Forza Italia difende von der Leyen: “Atto irresponsabile”

Il gruppo di Forza Italia al Parlamento europeo si è schierato apertamente con la presidente uscente, difendendone il mandato. Per il partito di Antonio Tajani, già vicepresidente della Commissione e figura centrale del PPE, il voto è stato un atto di coerenza europeista.

“Questa mozione è un gesto pericoloso, irresponsabile e contro gli interessi italiani ed europei”, ha dichiarato Massimiliano Salini, eurodeputato FI.
“Sostenere von der Leyen significa garantire stabilità e difendere le istituzioni europee dai populismi.”

Lega e FdI: rottura totale con Bruxelles

La Lega, invece, ha approfittato del voto per lanciare un segnale politico forte. Per Matteo Salvini, il no a von der Leyen è un messaggio contro la deriva burocratica di Bruxelles e una rivendicazione di sovranità nazionale.

Fratelli d’Italia ha adottato una strategia ambigua: molti eurodeputati non hanno votato, ma senza nascondere il disappunto verso la Commissione. Secondo indiscrezioni, Meloni ha lasciato libertà di coscienza, consapevole della delicatezza dell’equilibrio europeo.

Questa scelta ha però alimentato le tensioni interne alla maggioranza.

Il Partito Democratico? Spaccato e silenzioso

Il Partito Democratico, pur facendo parte della famiglia socialista europea, non è riuscito a garantire la piena partecipazione al voto. Circa un terzo dei suoi eurodeputati ha deciso di non votare.
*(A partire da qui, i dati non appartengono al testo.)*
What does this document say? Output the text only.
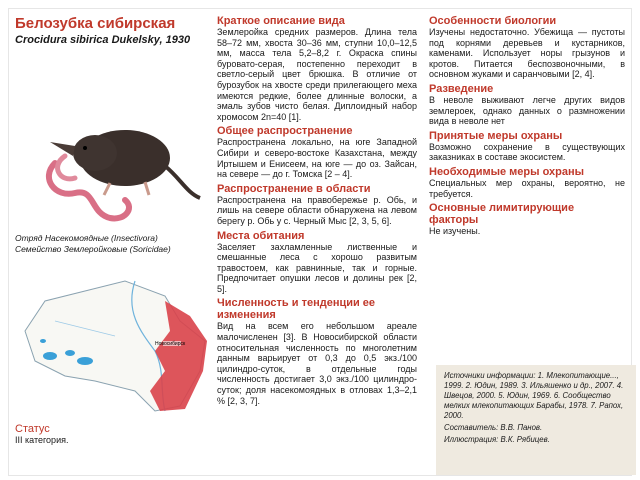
Белозубка сибирская
Crocidura sibirica Dukelsky, 1930
Отряд Насекомоядные (Insectivora)
Семейство Землеройковые (Soricidae)
Новосибирск
Статус
III категория.
Краткое описание вида
Землеройка средних размеров. Длина тела 58–72 мм, хвоста 30–36 мм, ступни 10,0–12,5 мм, масса тела 5,2–8,2 г. Окраска спины буровато-серая, постепенно переходит в светло-серый цвет брюшка. В отличие от бурозубок на хвосте среди прилегающего меха имеются редкие, более длинные волоски, а эмаль зубов чисто белая. Диплоидный набор хромосом 2n=40 [1].
Общее распространение
Распространена локально, на юге Западной Сибири и северо-востоке Казахстана, между Иртышем и Енисеем, на юге — до оз. Зайсан, на севере — до г. Томска [2 – 4].
Распространение в области
Распространена на правобережье р. Обь, и лишь на севере области обнаружена на левом берегу р. Обь у с. Черный Мыс [2, 3, 5, 6].
Места обитания
Заселяет захламленные лиственные и смешанные леса с хорошо развитым травостоем, как равнинные, так и горные. Предпочитает опушки лесов и долины рек [2, 5].
Численность и тенденции ее изменения
Вид на всем его небольшом ареале малочисленен [3]. В Новосибирской области относительная численность по многолетним данным варьирует от 0,3 до 0,5 экз./100 цилиндро-суток, в отдельные годы численность достигает 3,0 экз./100 цилиндро-суток; доля насекомоядных в отловах 1,3–2,1 % [2, 3, 7].
Особенности биологии
Изучены недостаточно. Убежища — пустоты под корнями деревьев и кустарников, каменами. Использует норы грызунов и кротов. Питается беспозвоночными, в основном жуками и саранчовыми [2, 4].
Разведение
В неволе выживают легче других видов землероек, однако данных о размножении вида в неволе нет
Принятые меры охраны
Возможно сохранение в существующих заказниках в составе экосистем.
Необходимые меры охраны
Специальных мер охраны, вероятно, не требуется.
Основные лимитирующие факторы
Не изучены.
Источники информации: 1. Млекопитающие..., 1999. 2. Юдин, 1989. 3. Ильяшенко и др., 2007. 4. Швецов, 2000. 5. Юдин, 1969. 6. Сообщество мелких млекопитающих Барабы, 1978. 7. Рапох, 2000.
Составитель: В.В. Панов.
Иллюстрация: В.К. Рябицев.
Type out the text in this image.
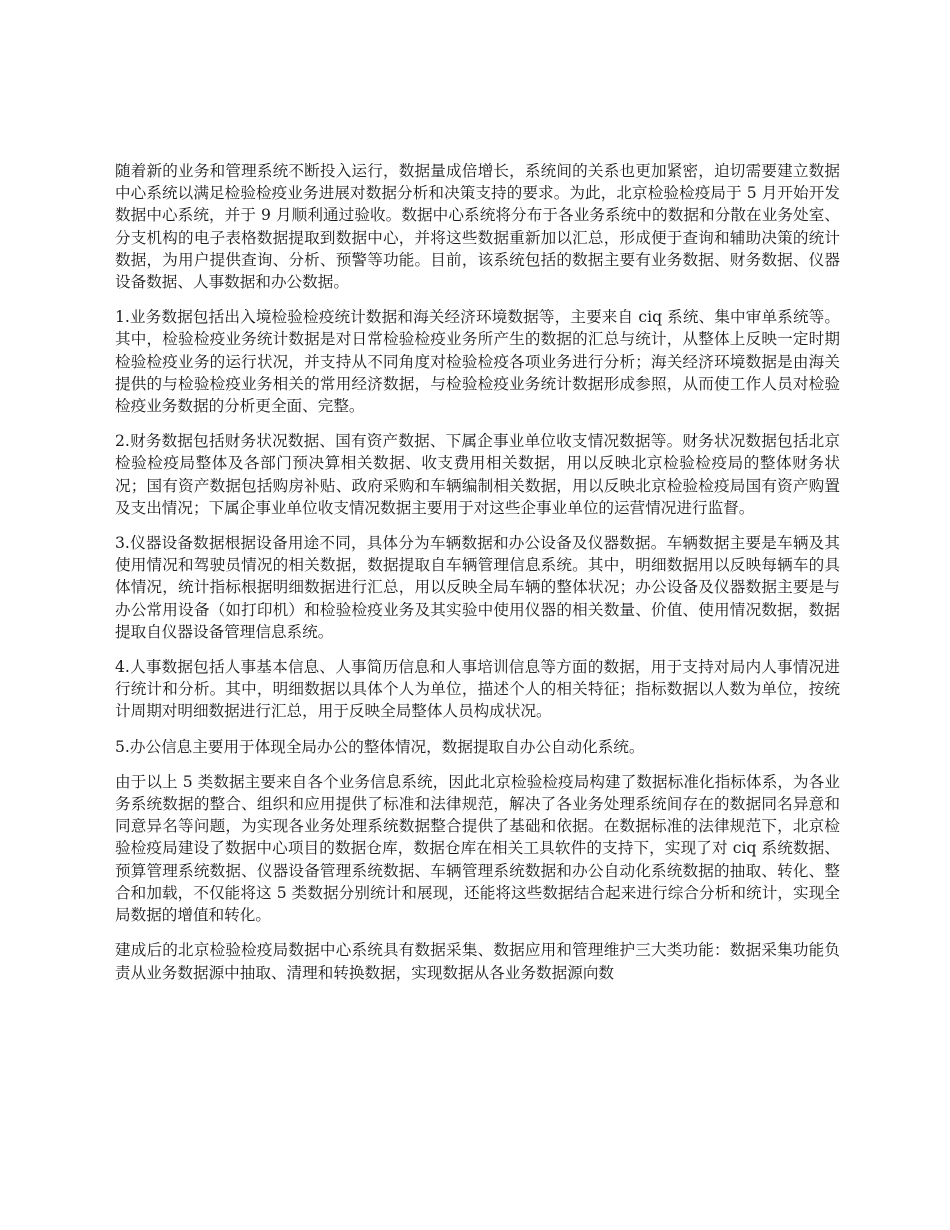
随着新的业务和管理系统不断投入运行，数据量成倍增长，系统间的关系也更加紧密，迫切需要建立数据中心系统以满足检验检疫业务进展对数据分析和决策支持的要求。为此，北京检验检疫局于 5 月开始开发数据中心系统，并于 9 月顺利通过验收。数据中心系统将分布于各业务系统中的数据和分散在业务处室、分支机构的电子表格数据提取到数据中心，并将这些数据重新加以汇总，形成便于查询和辅助决策的统计数据，为用户提供查询、分析、预警等功能。目前，该系统包括的数据主要有业务数据、财务数据、仪器设备数据、人事数据和办公数据。

1.业务数据包括出入境检验检疫统计数据和海关经济环境数据等，主要来自 ciq 系统、集中审单系统等。其中，检验检疫业务统计数据是对日常检验检疫业务所产生的数据的汇总与统计，从整体上反映一定时期检验检疫业务的运行状况，并支持从不同角度对检验检疫各项业务进行分析；海关经济环境数据是由海关提供的与检验检疫业务相关的常用经济数据，与检验检疫业务统计数据形成参照，从而使工作人员对检验检疫业务数据的分析更全面、完整。

2.财务数据包括财务状况数据、国有资产数据、下属企事业单位收支情况数据等。财务状况数据包括北京检验检疫局整体及各部门预决算相关数据、收支费用相关数据，用以反映北京检验检疫局的整体财务状况；国有资产数据包括购房补贴、政府采购和车辆编制相关数据，用以反映北京检验检疫局国有资产购置及支出情况；下属企事业单位收支情况数据主要用于对这些企事业单位的运营情况进行监督。

3.仪器设备数据根据设备用途不同，具体分为车辆数据和办公设备及仪器数据。车辆数据主要是车辆及其使用情况和驾驶员情况的相关数据，数据提取自车辆管理信息系统。其中，明细数据用以反映每辆车的具体情况，统计指标根据明细数据进行汇总，用以反映全局车辆的整体状况；办公设备及仪器数据主要是与办公常用设备（如打印机）和检验检疫业务及其实验中使用仪器的相关数量、价值、使用情况数据，数据提取自仪器设备管理信息系统。

4.人事数据包括人事基本信息、人事简历信息和人事培训信息等方面的数据，用于支持对局内人事情况进行统计和分析。其中，明细数据以具体个人为单位，描述个人的相关特征；指标数据以人数为单位，按统计周期对明细数据进行汇总，用于反映全局整体人员构成状况。

5.办公信息主要用于体现全局办公的整体情况，数据提取自办公自动化系统。

由于以上 5 类数据主要来自各个业务信息系统，因此北京检验检疫局构建了数据标准化指标体系，为各业务系统数据的整合、组织和应用提供了标准和法律规范，解决了各业务处理系统间存在的数据同名异意和同意异名等问题，为实现各业务处理系统数据整合提供了基础和依据。在数据标准的法律规范下，北京检验检疫局建设了数据中心项目的数据仓库，数据仓库在相关工具软件的支持下，实现了对 ciq 系统数据、预算管理系统数据、仪器设备管理系统数据、车辆管理系统数据和办公自动化系统数据的抽取、转化、整合和加载，不仅能将这 5 类数据分别统计和展现，还能将这些数据结合起来进行综合分析和统计，实现全局数据的增值和转化。

建成后的北京检验检疫局数据中心系统具有数据采集、数据应用和管理维护三大类功能：数据采集功能负责从业务数据源中抽取、清理和转换数据，实现数据从各业务数据源向数
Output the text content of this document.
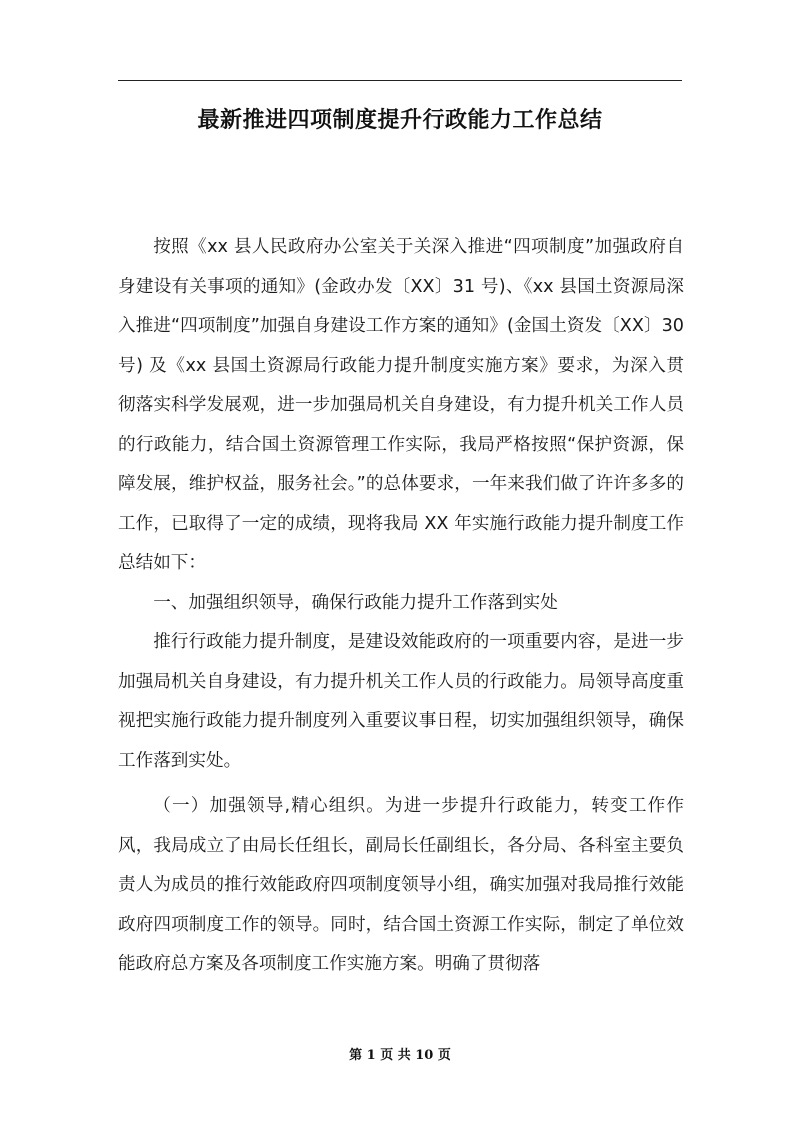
最新推进四项制度提升行政能力工作总结

按照《xx 县人民政府办公室关于关深入推进“四项制度”加强政府自身建设有关事项的通知》(金政办发〔XX〕31 号)、《xx 县国土资源局深入推进“四项制度”加强自身建设工作方案的通知》(金国土资发〔XX〕30 号) 及《xx 县国土资源局行政能力提升制度实施方案》要求，为深入贯彻落实科学发展观，进一步加强局机关自身建设，有力提升机关工作人员的行政能力，结合国土资源管理工作实际，我局严格按照“保护资源，保障发展，维护权益，服务社会。”的总体要求，一年来我们做了许许多多的工作，已取得了一定的成绩，现将我局 XX 年实施行政能力提升制度工作总结如下：

一、加强组织领导，确保行政能力提升工作落到实处

推行行政能力提升制度，是建设效能政府的一项重要内容，是进一步加强局机关自身建设，有力提升机关工作人员的行政能力。局领导高度重视把实施行政能力提升制度列入重要议事日程，切实加强组织领导，确保工作落到实处。

（一）加强领导,精心组织。为进一步提升行政能力，转变工作作风，我局成立了由局长任组长，副局长任副组长，各分局、各科室主要负责人为成员的推行效能政府四项制度领导小组，确实加强对我局推行效能政府四项制度工作的领导。同时，结合国土资源工作实际，制定了单位效能政府总方案及各项制度工作实施方案。明确了贯彻落

第 1 页 共 10 页
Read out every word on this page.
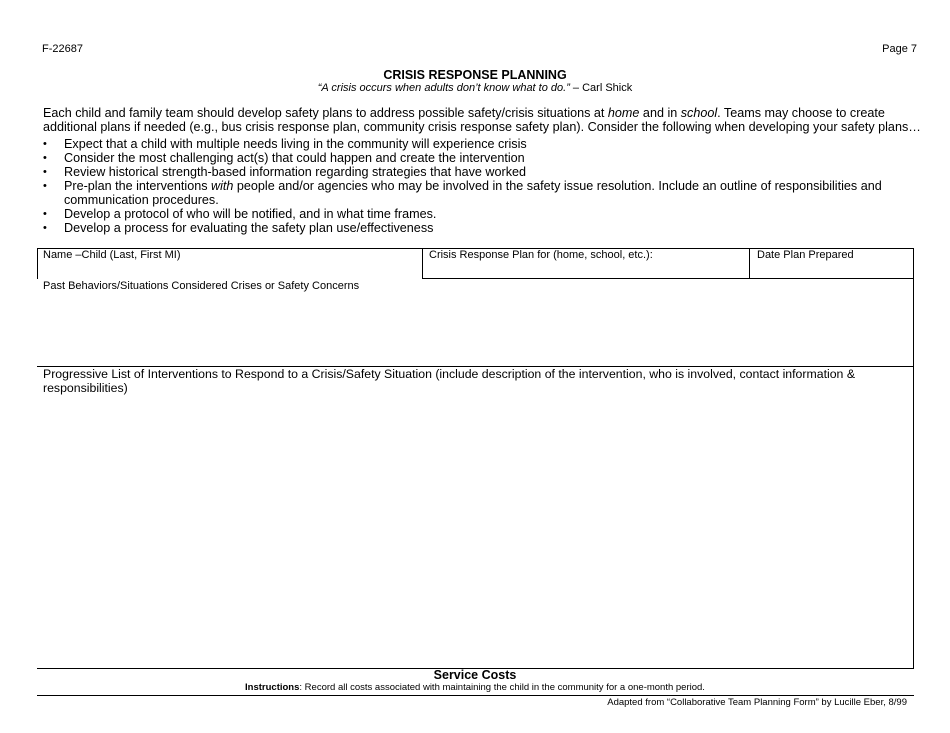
F-22687	Page 7
CRISIS RESPONSE PLANNING
“A crisis occurs when adults don’t know what to do.” – Carl Shick
Each child and family team should develop safety plans to address possible safety/crisis situations at home and in school. Teams may choose to create additional plans if needed (e.g., bus crisis response plan, community crisis response safety plan). Consider the following when developing your safety plans…
• Expect that a child with multiple needs living in the community will experience crisis
• Consider the most challenging act(s) that could happen and create the intervention
• Review historical strength-based information regarding strategies that have worked
• Pre-plan the interventions with people and/or agencies who may be involved in the safety issue resolution. Include an outline of responsibilities and communication procedures.
• Develop a protocol of who will be notified, and in what time frames.
• Develop a process for evaluating the safety plan use/effectiveness
Name –Child (Last, First MI)	Crisis Response Plan for (home, school, etc.):	Date Plan Prepared
Past Behaviors/Situations Considered Crises or Safety Concerns
Progressive List of Interventions to Respond to a Crisis/Safety Situation (include description of the intervention, who is involved, contact information & responsibilities)
Service Costs
Instructions: Record all costs associated with maintaining the child in the community for a one-month period.
Adapted from “Collaborative Team Planning Form” by Lucille Eber, 8/99
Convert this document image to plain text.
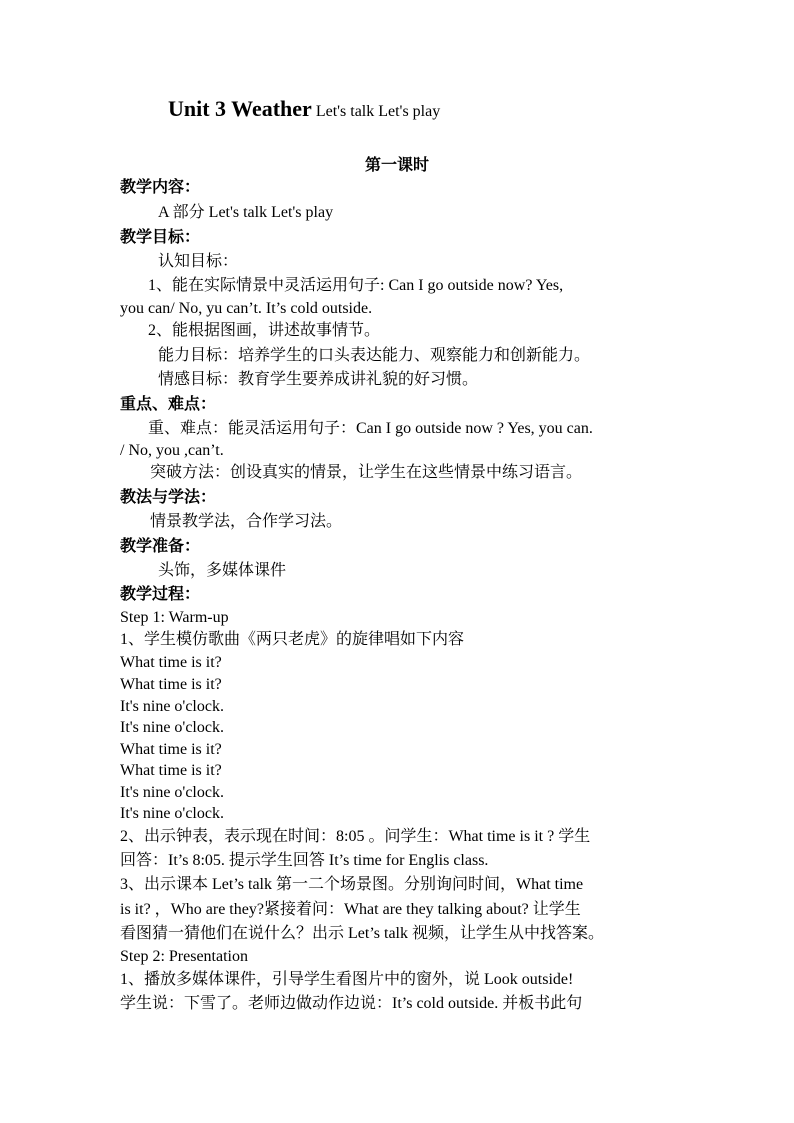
Unit 3 Weather Let's talk Let's play
第一课时
教学内容：
A 部分 Let's talk Let's play
教学目标：
认知目标：
1、能在实际情景中灵活运用句子: Can I go outside now? Yes,
you can/ No, yu can’t. It’s cold outside.
2、能根据图画，讲述故事情节。
能力目标：培养学生的口头表达能力、观察能力和创新能力。
情感目标：教育学生要养成讲礼貌的好习惯。
重点、难点：
重、难点：能灵活运用句子：Can I go outside now ? Yes, you can.
/ No, you ,can’t.
突破方法：创设真实的情景，让学生在这些情景中练习语言。
教法与学法：
情景教学法，合作学习法。
教学准备：
头饰，多媒体课件
教学过程：
Step 1: Warm-up
1、学生模仿歌曲《两只老虎》的旋律唱如下内容
What time is it?
What time is it?
It's nine o'clock.
It's nine o'clock.
What time is it?
What time is it?
It's nine o'clock.
It's nine o'clock.
2、出示钟表，表示现在时间：8:05 。问学生：What time is it ? 学生
回答：It’s 8:05. 提示学生回答 It’s time for Englis class.
3、出示课本 Let’s talk 第一二个场景图。分别询问时间，What time
is it? ，Who are they?紧接着问：What are they talking about? 让学生
看图猜一猜他们在说什么？出示 Let’s talk 视频，让学生从中找答案。
Step 2: Presentation
1、播放多媒体课件，引导学生看图片中的窗外，说 Look outside!
学生说：下雪了。老师边做动作边说：It’s cold outside. 并板书此句
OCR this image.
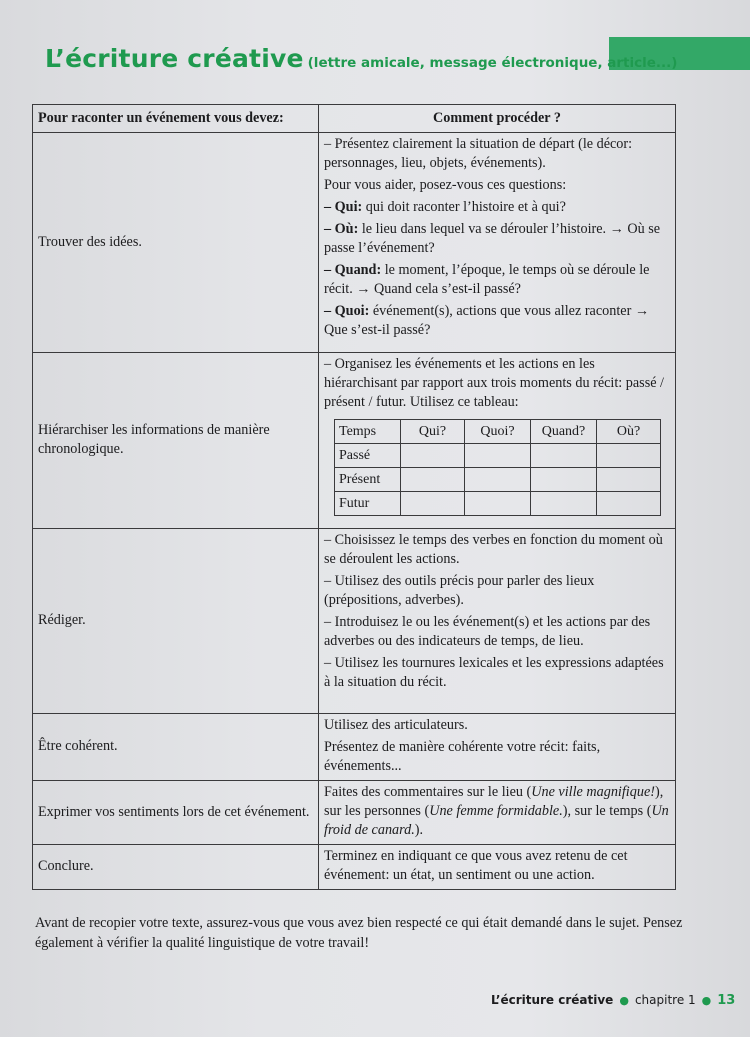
L’écriture créative (lettre amicale, message électronique, article...)
Pour raconter un événement vous devez:	Comment procéder ?
Trouver des idées.	
– Présentez clairement la situation de départ (le décor: personnages, lieu, objets, événements).
Pour vous aider, posez-vous ces questions:
– Qui: qui doit raconter l’histoire et à qui?
– Où: le lieu dans lequel va se dérouler l’histoire. → Où se passe l’événement?
– Quand: le moment, l’époque, le temps où se déroule le récit. → Quand cela s’est-il passé?
– Quoi: événement(s), actions que vous allez raconter → Que s’est-il passé?

Hiérarchiser les informations de manière chronologique.	
– Organisez les événements et les actions en les hiérarchisant par rapport aux trois moments du récit: passé / présent / futur. Utilisez ce tableau:
Temps	Qui?	Quoi?	Quand?	Où?
Passé				
Présent				
Futur				

Rédiger.	
– Choisissez le temps des verbes en fonction du moment où se déroulent les actions.
– Utilisez des outils précis pour parler des lieux (prépositions, adverbes).
– Introduisez le ou les événement(s) et les actions par des adverbes ou des indicateurs de temps, de lieu.
– Utilisez les tournures lexicales et les expressions adaptées à la situation du récit.

Être cohérent.	
Utilisez des articulateurs.
Présentez de manière cohérente votre récit: faits, événements...

Exprimer vos sentiments lors de cet événement.	
Faites des commentaires sur le lieu (Une ville magnifique!), sur les personnes (Une femme formidable.), sur le temps (Un froid de canard.).

Conclure.	
Terminez en indiquant ce que vous avez retenu de cet événement: un état, un sentiment ou une action.
Avant de recopier votre texte, assurez-vous que vous avez bien respecté ce qui était demandé dans le sujet. Pensez également à vérifier la qualité linguistique de votre travail!
L’écriture créative ● chapitre 1 ● 13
Un segnale di malcontento sotterraneo che potrebbe emergere nei prossimi mesi, soprattutto se la leadership di Elly Schlein dovesse perdere peso nei sondaggi.

La posizione ufficiale del PD è stata comunque di difesa della Commissione, ma senza grande entusiasmo. Segno che anche l’opposizione è attraversata da tensioni interne.

Il peso politico della mozione (anche se bocciata)

Sebbene la mozione non sia passata, il suo peso politico è enorme:

  • Ha dimostrato che la futura maggioranza in Europa è fragile
  • Ha messo in difficoltà von der Leyen, che rischia di non ottenere la riconferma
  • Ha creato una frattura politica in Italia che potrebbe riverberarsi sul governo
  • Ha chiarito che i prossimi mesi saranno decisivi per i rapporti tra Roma e Bruxelles

Le possibili conseguenze sul governo Meloni

La spaccatura nel voto europeo apre uno scenario complicato per il governo italiano. Giorgia Meloni si trova schiacciata tra due fuochi:

  • Da un lato, la Lega di Salvini, che vuole un’alleanza stabile con le destre europee e rifiuta qualsiasi compromesso con i popolari.
  • Dall’altro, Forza Italia, che resta saldamente ancorata all’asse moderato e filoeuropeo del PPE.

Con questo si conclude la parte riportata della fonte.